# CC cheap ferry booked



## nickkdx (May 26, 2009)

Just booked ferry,Dover-Dunkerque with CC for £27 one way on 6th April at 6am. Not bad price I thought now the decision Marina Parade or Canterbury P&R.Can you get out off P&R early and can you get water.
Nick


----------



## wasfitonce (Apr 27, 2009)

*CC Cheap Ferry Ticket*

Use the Cite of Europe car park. Very quite and safe, don,t for get to put the alarm on !! Have a good trip

Paul and Ann


----------



## Traveller_HA5_3DOM (May 9, 2005)

Hi Nick
You can usually get out of the Dover P & R early but last week when we stayed over the outside pay machine was out of order. Just phoned the number on the notice and the man at the control center opened the barrier. Saved £2.50. and yes there is water and a toilet dump.


----------



## Grizzly (May 9, 2005)

I'd go for Marine Parade if you have a 6 am sailing. At least you won't have to get out of bed _quite_ so early that way.

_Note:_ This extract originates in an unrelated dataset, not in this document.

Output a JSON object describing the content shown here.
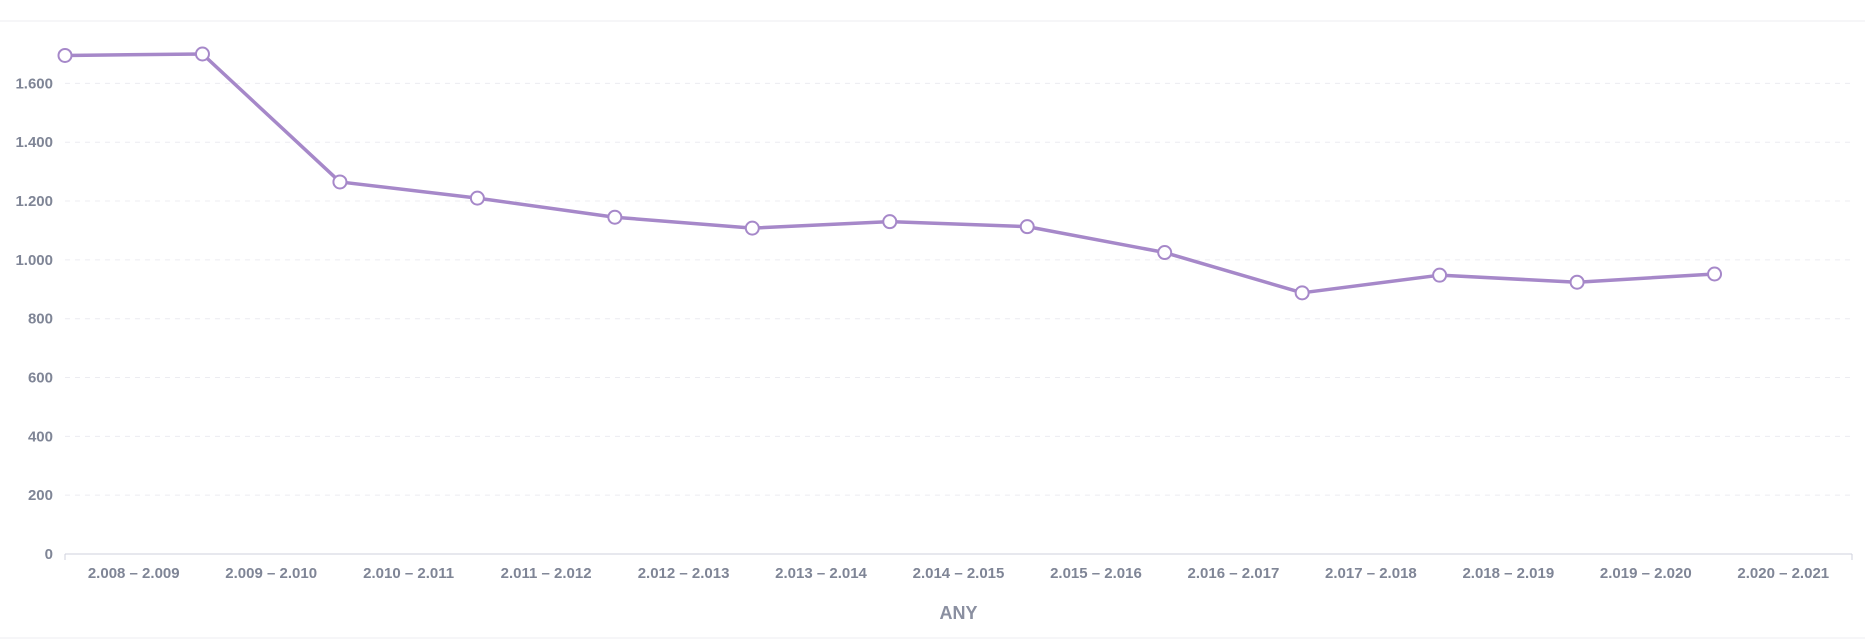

Be careful - if you are coming back via DFDS/ Norfolkline- that you travel on the exact tikme and date booked. We changed our booking about 3 weeks ago for one exactly 1 week early (same time, same day) and were charged more to change it than we had paid for the fare in the first place.

G


----------



## fdhadi (May 9, 2005)

Just booked Dover / Dunkirk, 

8m x 3m m/h, 2 x adults & 2 children, out July & back Aug.

£84 return  

Booked through CC.


----------